Puis arrivent les réformes nommées « el paquetazo », en raison de leur nombre et de leur disproportion. Au cœur de ces mesures la possibilité de payer 75% du salaire minimum les jeunes de moins de 25 ans, l’élimination du fond de retraite public, le recul de l’âge de départ à la retraite, l’établissement d’un salaire minimum différentiel tenant compte du coût de la vie selon les régions, la possibilité d’embauche à l’heure et la cotisation à la retraite par heure, la fusion de plusieurs entités financières de l’Etat conduisant à des licenciements en vue d’économies, la privatisation d’entreprises publiques comme Ecopetrol, l’intensification des mesures de surveillance et répressives envers les leaders sociaux, et la liste est encore longue...

Ces réformes arrivent par une porte dérobée. En effet quelques jours avant le 21N le gouvernement n’a cessé de démentir sa volonté d’appliquer de telles mesures. Mais il y a eu des fuites, des documents divulgués par les médias.

Du côté des revendications, on vise l’application pure et simple des accords obtenus lors de grèves précédentes des professeurs et des étudiants – à propos notamment du financement des universités. Les mêmes demandes de la part des communautés indigènes et paysannes. S’ajoute la problématique des accords de paix et notamment le financement de la protection des leaders sociaux, les difficultés liées au retard pris dans les réformes agraires et les programmes de transition de l’agriculture illicite. Ainsi bien sûr que le rejet total du « paquetazo » lui-même.

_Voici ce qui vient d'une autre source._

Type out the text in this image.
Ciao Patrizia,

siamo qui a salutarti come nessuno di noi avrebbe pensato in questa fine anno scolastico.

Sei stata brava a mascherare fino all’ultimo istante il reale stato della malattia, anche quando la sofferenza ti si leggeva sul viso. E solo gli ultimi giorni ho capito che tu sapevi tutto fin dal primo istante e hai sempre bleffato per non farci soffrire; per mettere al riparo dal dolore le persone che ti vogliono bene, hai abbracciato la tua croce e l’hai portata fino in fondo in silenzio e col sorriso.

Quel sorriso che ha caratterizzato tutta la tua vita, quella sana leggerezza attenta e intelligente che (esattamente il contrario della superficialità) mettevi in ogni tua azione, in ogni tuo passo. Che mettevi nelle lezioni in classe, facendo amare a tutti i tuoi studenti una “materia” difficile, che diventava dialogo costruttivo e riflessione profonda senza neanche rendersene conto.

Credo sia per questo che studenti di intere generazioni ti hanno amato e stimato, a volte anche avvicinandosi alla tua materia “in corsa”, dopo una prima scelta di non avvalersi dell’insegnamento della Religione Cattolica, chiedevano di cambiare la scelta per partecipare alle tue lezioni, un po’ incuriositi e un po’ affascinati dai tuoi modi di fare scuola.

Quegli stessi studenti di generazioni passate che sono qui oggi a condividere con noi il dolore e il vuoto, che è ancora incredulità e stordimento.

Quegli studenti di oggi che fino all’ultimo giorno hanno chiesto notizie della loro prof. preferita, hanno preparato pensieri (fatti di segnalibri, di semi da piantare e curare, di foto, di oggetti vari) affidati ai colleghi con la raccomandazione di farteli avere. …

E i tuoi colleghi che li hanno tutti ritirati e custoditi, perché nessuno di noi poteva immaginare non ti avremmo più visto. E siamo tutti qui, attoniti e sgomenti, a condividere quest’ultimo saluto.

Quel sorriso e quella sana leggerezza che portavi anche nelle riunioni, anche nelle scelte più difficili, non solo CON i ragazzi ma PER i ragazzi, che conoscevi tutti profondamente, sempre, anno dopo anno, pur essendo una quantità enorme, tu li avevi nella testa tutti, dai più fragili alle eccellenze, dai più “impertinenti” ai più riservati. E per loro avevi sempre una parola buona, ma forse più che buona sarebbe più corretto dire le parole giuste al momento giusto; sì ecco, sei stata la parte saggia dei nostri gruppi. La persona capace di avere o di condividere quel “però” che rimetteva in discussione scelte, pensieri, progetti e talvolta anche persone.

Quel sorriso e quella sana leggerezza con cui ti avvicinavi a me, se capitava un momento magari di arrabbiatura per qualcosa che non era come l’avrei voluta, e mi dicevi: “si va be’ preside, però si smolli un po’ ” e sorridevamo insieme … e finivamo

Quoi qu’il en soit, les mesures d’intimidation ne semblent pas avoir fonctionné et les travailleurs et les jeunes sont descendus en masse dans les rues colombiennes. Nous continuerons à suivre la situation qui pourrait devenir le nouveau front de la lutte de classes au niveau régional. La Colombie étant avec le Chili l’autre pays sud-américain où le modèle néolibéral s’est imposé avec le plus de force. Ils pourraient peut-être devenir les postes avancés de la contestation de même modèle.